No wonder I can’t hold down a job. Thank God for unemployment!!!!
The Solution
The solution is simple and I will give you examples to support this solution! People should not be allowed to breed as they wish. I know educationless, jobless retards who have reproduced and I think the only reason they reproduced is because they were too stupid to know how to work a condom. We must take back the power in our country and NOT let these people reproduce. How do we do that? Its as simple as driving a car.
Breeding license! Not for everyone though, only selected people. We base it on lots of qualifications. Intelligence, cunning, and looks. This helps eradicate the world of retards, obesity, rednecks, nascar, celebrities, and people who are undeserving to have children. The following is just a few examples of what I do down at the Department of Breeding and Reproduction.
Sam and Judy applied by filling out the form and sending it in to me last week. I reviewed the application and picture that was sent, and though they looked like a reasonably intelligent couple, they both liked to eat 15 meals a day.
Thinking from an economical stand point, I could not accept their application because there is simply not enough food to go around in tough times, and we do not need to procreate more little land monsters.
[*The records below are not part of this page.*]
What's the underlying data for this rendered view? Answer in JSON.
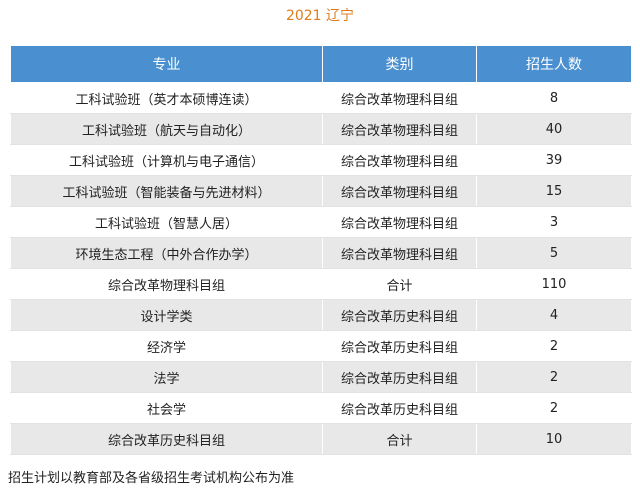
{
  "title": "2021 辽宁",
  "table": {
    "headers": [
      "专业",
      "类别",
      "招生人数"
    ],
    "rows": [
      [
        "工科试验班（英才本硕博连读）",
        "综合改革物理科目组",
        "8"
      ],
      [
        "工科试验班（航天与自动化）",
        "综合改革物理科目组",
        "40"
      ],
      [
        "工科试验班（计算机与电子通信）",
        "综合改革物理科目组",
        "39"
      ],
      [
        "工科试验班（智能装备与先进材料）",
        "综合改革物理科目组",
        "15"
      ],
      [
        "工科试验班（智慧人居）",
        "综合改革物理科目组",
        "3"
      ],
      [
        "环境生态工程（中外合作办学）",
        "综合改革物理科目组",
        "5"
      ],
      [
        "综合改革物理科目组",
        "合计",
        "110"
      ],
      [
        "设计学类",
        "综合改革历史科目组",
        "4"
      ],
      [
        "经济学",
        "综合改革历史科目组",
        "2"
      ],
      [
        "法学",
        "综合改革历史科目组",
        "2"
      ],
      [
        "社会学",
        "综合改革历史科目组",
        "2"
      ],
      [
        "综合改革历史科目组",
        "合计",
        "10"
      ]
    ]
  },
  "footnote": "招生计划以教育部及各省级招生考试机构公布为准",
  "colors": {
    "title": "#e07b1b",
    "header_bg": "#4a90d0",
    "stripe_bg": "#e8e8e8"
  }
}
Sorry Sam, sorry Judy. Please go on biggest loser and apply again!
The Celebrity couple of Ryan Reynolds and Scarlet Johannsson applied 3 weeks ago. I did a thorough review, from 2 guys a girl and a pizza place, to Ironman 2. This couple is wealthy, smart, funny, and in good shape. They will not breed inbred nascar loving swines who become child stars and live up to zero worth in the future. Congrats you two, you’ve been approved for your breeding license! Now you don’t have to have only anal anymore! Go team!
Chuck and Lisa applied for the 5th time recently. They continue to not lose weight or gain any social status what so ever. It was with my deepest condolences that i had to deny them once more. As they' continue to age, I’m not sure birthing a child is a wise idea anymore. Chuck uses a cane, Lisa doesn’t look like she could survive the birthing process. You two are an adorable couple, but it just can’t happen guys. Your applications have been denied for the final time, further inquiries will be met with the circular file that sits next to my desk. God bless.
This adorable couple applied all the way from England! I read carefully through their application and decided that with the abundant sporting abilities, singing talent, dancing, good looks, good taste in clothes and hair cuts.. that I could not with a clear conscience deny them the ability reproduce little spice girls and football players. Congrats you two, I hope you spend many years reproducing wonderful children! OH! And beware of hot nannies, Beck, I hear they suck a mean dick can make your wife jealous!
There you have it, another insight into the day in the life of a caring world government employee! Here at the Department of Breeding and Reproduction, we really do care and we look over all your applications carefully. So don’t be shy! Apply for your license today! Who knows? You could be the next person approved to make a baby!
Applications can be sent by email, please include your address, phone number, and a picture of yourself and potential mate! We want to make sure your partner is approved too!
I'm quite certain you just got yourself the first class ticket to hell! ROFL.